A terrorist group deploys chatbots on encrypted messaging platforms, designed to engage vulnerable individuals in prolonged, adaptive dialogues. Trained on ideological texts and psychological manipulation strategies, the bots tailor the tone and language in real time, gradually building trust and escalating from innocuous conversations to radical content. Over time, individuals are nudged toward adopting radical beliefs, joining terrorist networks, and in some cases, participating in violent actions. Because these interactions are disguised as authentic human conversations, law enforcement detects the operation only after dozens of individuals have already been recruited into terrorist cells.

A widely used AI platform offers emotionally responsive virtual companions, designed to provide entertainment and emotional support. Millions of users engage daily, with the AI adapting its responses to each person’s preferences, cues, and style. Over time, some users develop strong emotional dependency on their AI companions, prioritizing interactions with the system over real-life relationships, work, or education. For a subset of vulnerable users, repeated interactions unintentionally reinforce harmful thought patterns. In some cases, the AI misinterprets cues or offers responses that amplify despair, leading to psychological distress and, in extreme cases, self-harm. Mental health services report rising incidents linked to AI engagement, while social withdrawal and compulsive usage patterns become widespread.

Glossary

Disinformation: False or inaccurate information that is deliberately created and spread to mislead and manipulate people.

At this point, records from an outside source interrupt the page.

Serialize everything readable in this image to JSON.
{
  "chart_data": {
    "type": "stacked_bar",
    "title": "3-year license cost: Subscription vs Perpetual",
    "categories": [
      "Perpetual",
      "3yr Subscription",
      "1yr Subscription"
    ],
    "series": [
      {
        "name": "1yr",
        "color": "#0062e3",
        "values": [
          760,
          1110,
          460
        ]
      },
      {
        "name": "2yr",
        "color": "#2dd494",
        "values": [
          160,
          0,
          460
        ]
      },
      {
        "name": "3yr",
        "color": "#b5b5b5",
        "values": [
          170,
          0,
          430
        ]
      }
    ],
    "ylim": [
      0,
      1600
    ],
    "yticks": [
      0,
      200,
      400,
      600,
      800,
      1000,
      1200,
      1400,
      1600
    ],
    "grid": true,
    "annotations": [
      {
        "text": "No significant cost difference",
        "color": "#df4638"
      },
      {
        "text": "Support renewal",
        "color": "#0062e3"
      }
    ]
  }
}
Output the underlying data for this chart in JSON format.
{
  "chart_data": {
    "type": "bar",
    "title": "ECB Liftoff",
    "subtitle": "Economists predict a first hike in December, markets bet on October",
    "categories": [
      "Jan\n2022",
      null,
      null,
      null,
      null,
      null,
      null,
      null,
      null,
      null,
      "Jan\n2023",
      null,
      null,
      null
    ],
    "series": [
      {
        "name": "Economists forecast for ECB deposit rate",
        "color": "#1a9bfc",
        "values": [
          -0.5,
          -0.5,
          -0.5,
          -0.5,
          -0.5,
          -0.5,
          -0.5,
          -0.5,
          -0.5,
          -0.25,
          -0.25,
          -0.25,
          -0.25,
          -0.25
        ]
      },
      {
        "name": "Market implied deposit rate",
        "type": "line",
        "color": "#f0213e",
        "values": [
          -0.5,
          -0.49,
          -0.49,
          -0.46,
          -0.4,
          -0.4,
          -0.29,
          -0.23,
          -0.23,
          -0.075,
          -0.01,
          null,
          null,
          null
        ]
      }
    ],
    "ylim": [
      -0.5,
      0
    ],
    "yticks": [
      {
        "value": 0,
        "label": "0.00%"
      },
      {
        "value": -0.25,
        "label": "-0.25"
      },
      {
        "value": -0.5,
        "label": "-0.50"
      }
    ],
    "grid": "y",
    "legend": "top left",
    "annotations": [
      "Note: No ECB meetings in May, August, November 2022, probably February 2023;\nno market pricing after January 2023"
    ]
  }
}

Frequently Asked Questions

AI changes the nature of high-stakes manipulation by making it more scalable, personalized, adaptive, and evasive. It enables the rapid generation of persuasive, tailored, and dynamic content across multiple formats, influencing beliefs and behaviors subtly and continuously.

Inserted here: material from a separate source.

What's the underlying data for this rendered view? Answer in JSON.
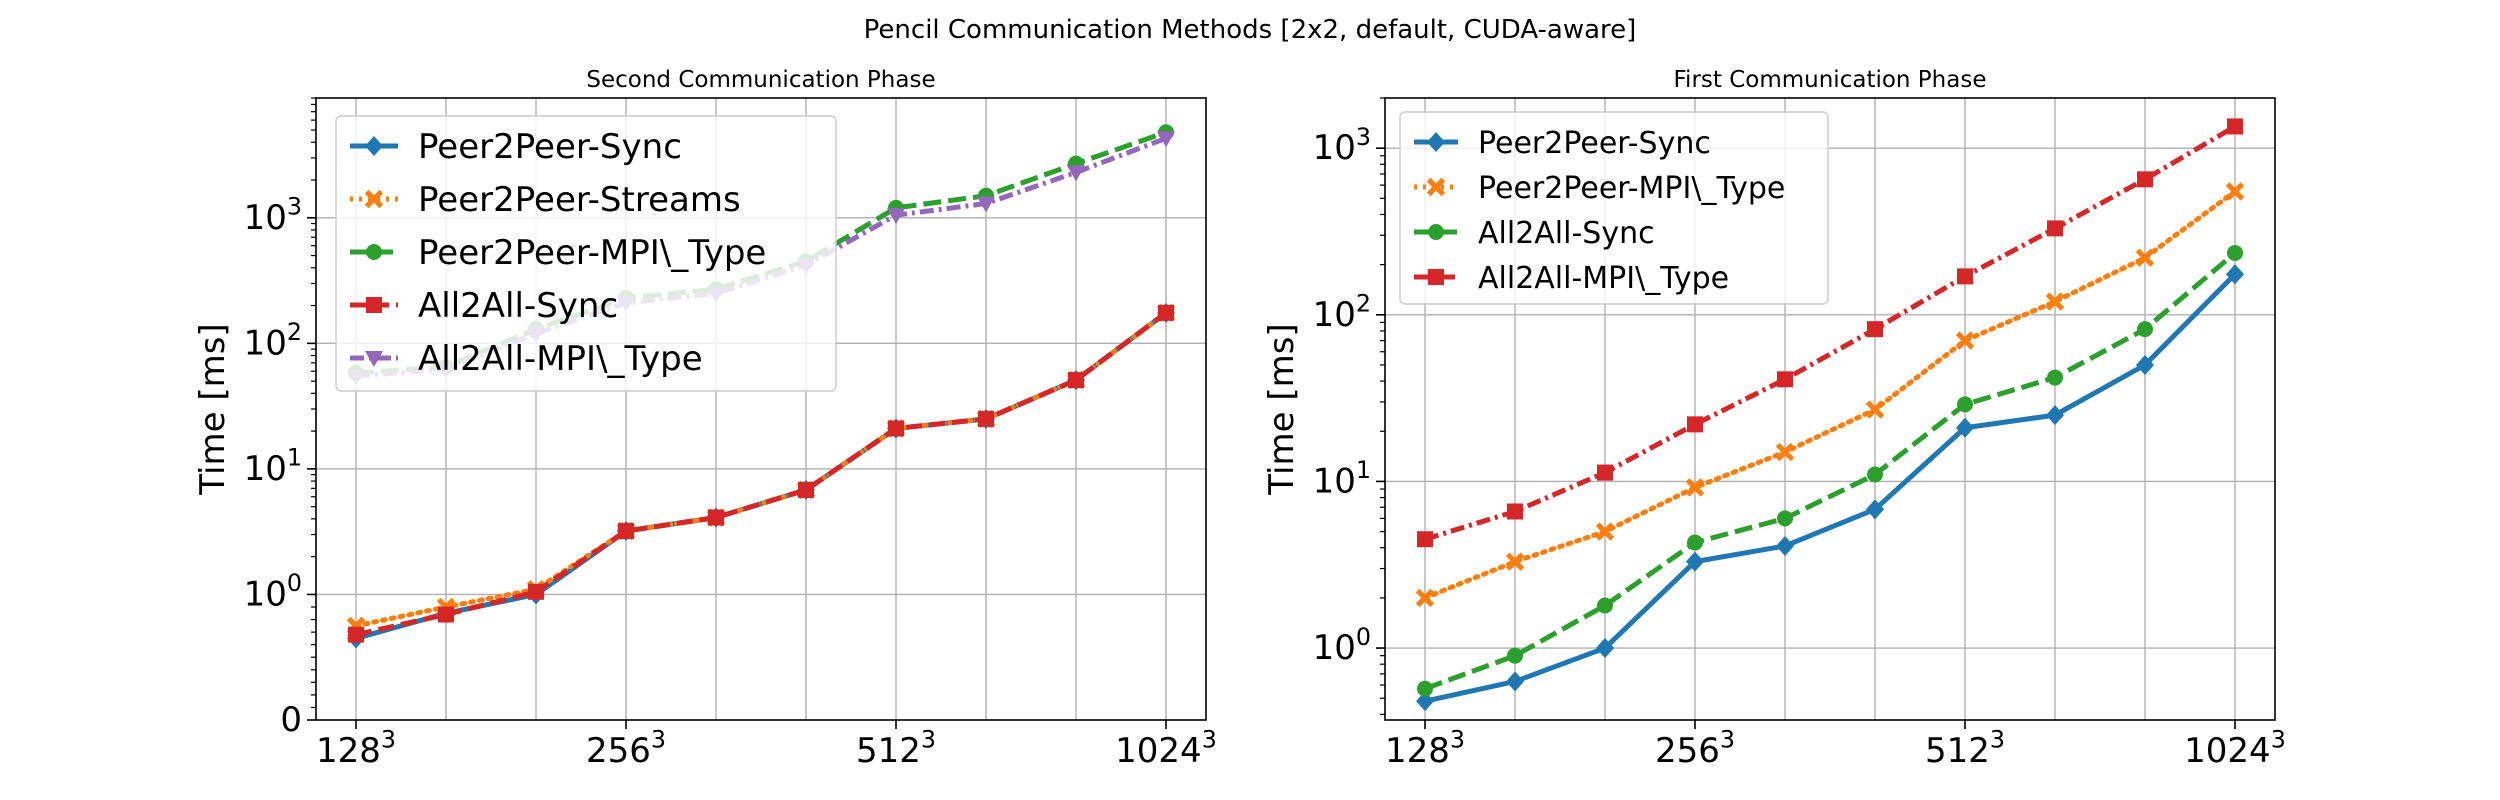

While 2024 was a year full of elections worldwide, analysts argue that the impact of AI was rather limited: although instances of AI-generated disinformation were observed in numerous countries, their actual effect on electoral outcomes appears modest. However, it is important to remain wary of AI-enabled manipulation, as the risk could exacerbate in the future due to increasing capabilities and second-order trust erosion.

Terrorist groups could use AI to generate propaganda more productively and innovatively, radicalise individuals through personalized conversations, help with planning attacks and evading content moderation, or degrade the information environment. Terrorist groups are already leveraging AI to amplify multimedia recruitment propaganda.

  • Technical safeguards: Identify AI-generated content through methods like watermarking and labeling.
  • Public Awareness: Promote digital literacy and critical thinking skills to help individuals recognize manipulative content.
  • Capability Assessments: Evaluate and mitigate the manipulative potential of AI models before deployment.
  • Policy & Regulation: Implement and enforce laws that penalize the malicious use of AI for manipulation.

Even if some instances of AI-enabled manipulation may not have a very substantial immediate impact, they may contribute to a longer-term negative effect on public trust that compounds over time. In particular, it could progressively erode epistemic security, making it harder for people to distinguish truth from falsehood; exacerbate polarization and social fragmentation; and undermine political, economic, and security stability.